Emotions are crazy during this.  I have found myself begging God to make this birth end and asking for clarity as to why my body is not letting me have the baby.  Sometimes we just need a break.  I am tired, so I need to view this time as a great time to rest.  I was not thrilled with how some things went yesterday, so now I get a second try and I get to explain what was not going well for me. 

Then there is grief.  Yet another event is happening and my dad is still dead.  There is no light way to say it...he will not be here to meet new baby and it stinks!  Why couldn't he have waited a bit longer?  I know, death is not a choice, but it is hard to think it would have only been a couple more months.  My greatest memory of the last birth is my dad rushing to pick up all the kids as I am delivering Bria.  I keep thinking I will here his voice in the house when I have this one and it is so painful to think I won't.

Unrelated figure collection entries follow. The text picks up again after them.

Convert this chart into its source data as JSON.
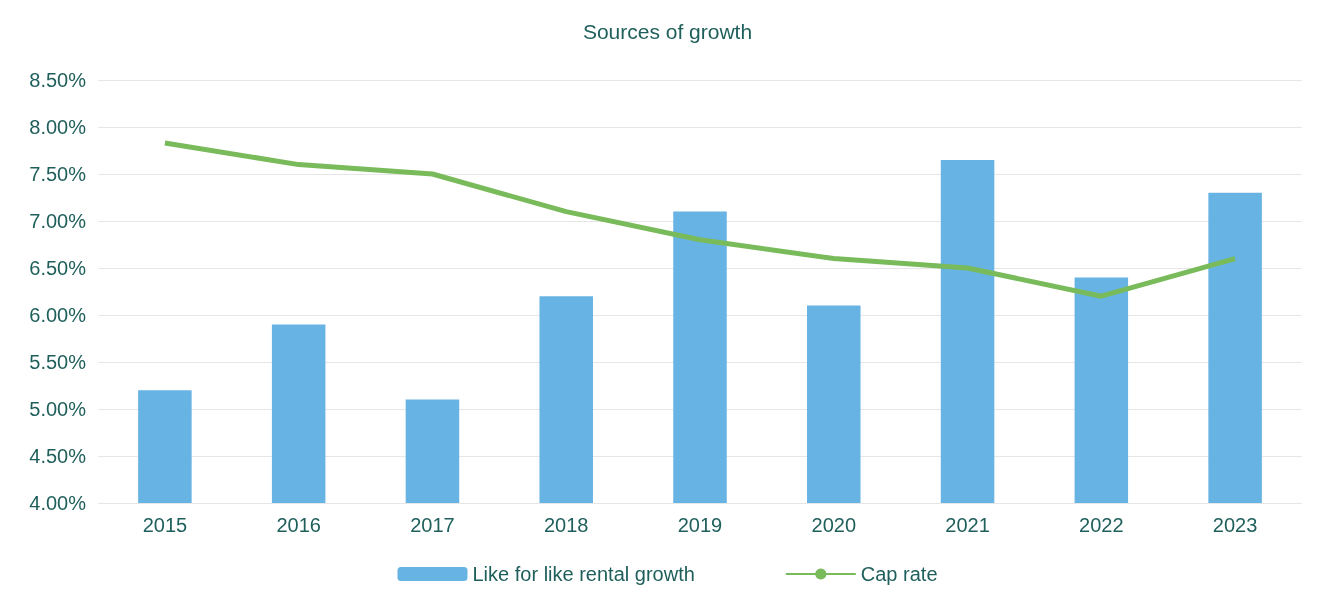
{
  "chart_data": {
    "type": "bar",
    "title": "Sources of growth",
    "categories": [
      "2015",
      "2016",
      "2017",
      "2018",
      "2019",
      "2020",
      "2021",
      "2022",
      "2023"
    ],
    "series": [
      {
        "name": "Like for like rental growth",
        "color": "#67b3e4",
        "values": [
          5.2,
          5.9,
          5.1,
          6.2,
          7.1,
          6.1,
          7.65,
          6.4,
          7.3
        ]
      },
      {
        "name": "Cap rate",
        "type": "line",
        "color": "#79bb5a",
        "values": [
          7.83,
          7.6,
          7.5,
          7.1,
          6.8,
          6.6,
          6.5,
          6.2,
          6.6
        ]
      }
    ],
    "ylim": [
      4,
      8.5
    ],
    "yticks": [
      {
        "value": 4,
        "label": "4.00%"
      },
      {
        "value": 4.5,
        "label": "4.50%"
      },
      {
        "value": 5,
        "label": "5.00%"
      },
      {
        "value": 5.5,
        "label": "5.50%"
      },
      {
        "value": 6,
        "label": "6.00%"
      },
      {
        "value": 6.5,
        "label": "6.50%"
      },
      {
        "value": 7,
        "label": "7.00%"
      },
      {
        "value": 7.5,
        "label": "7.50%"
      },
      {
        "value": 8,
        "label": "8.00%"
      },
      {
        "value": 8.5,
        "label": "8.50%"
      }
    ],
    "grid": "y",
    "legend": "bottom",
    "marker": "none"
  }
}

Having babies is a complicated process.  Did you know you could stop your own labor with emotions?  We forget that start and stop labor is common.  I have heard all these stories about it and a lot of the time there is an emotional reason as to why the labor will not progress.  Sometimes the body needs a break.  Maybe baby needs need to move into a better position. 

I think in my case it is all.  When I feel rushed, I feel like my labor slows down.  I also think grief is playing a role in the way my birth this time is playing out.  Then the baby's head is down, but sometimes I am still feeling it hit one side.

Now it is time to relax and enjoy the fact that I get a break for contractions for now.  I get to sleep without pain every few minutes.  Best of all, no one is waking me up in the middle of the night yet. 

My baby will come at the right time.  I am saying this mostly for me.  It is a humbling experience to remember that each birth is a mystery.  One does not know when it will happen and how it will be.   All I know is it will be a blessing to see what happens next.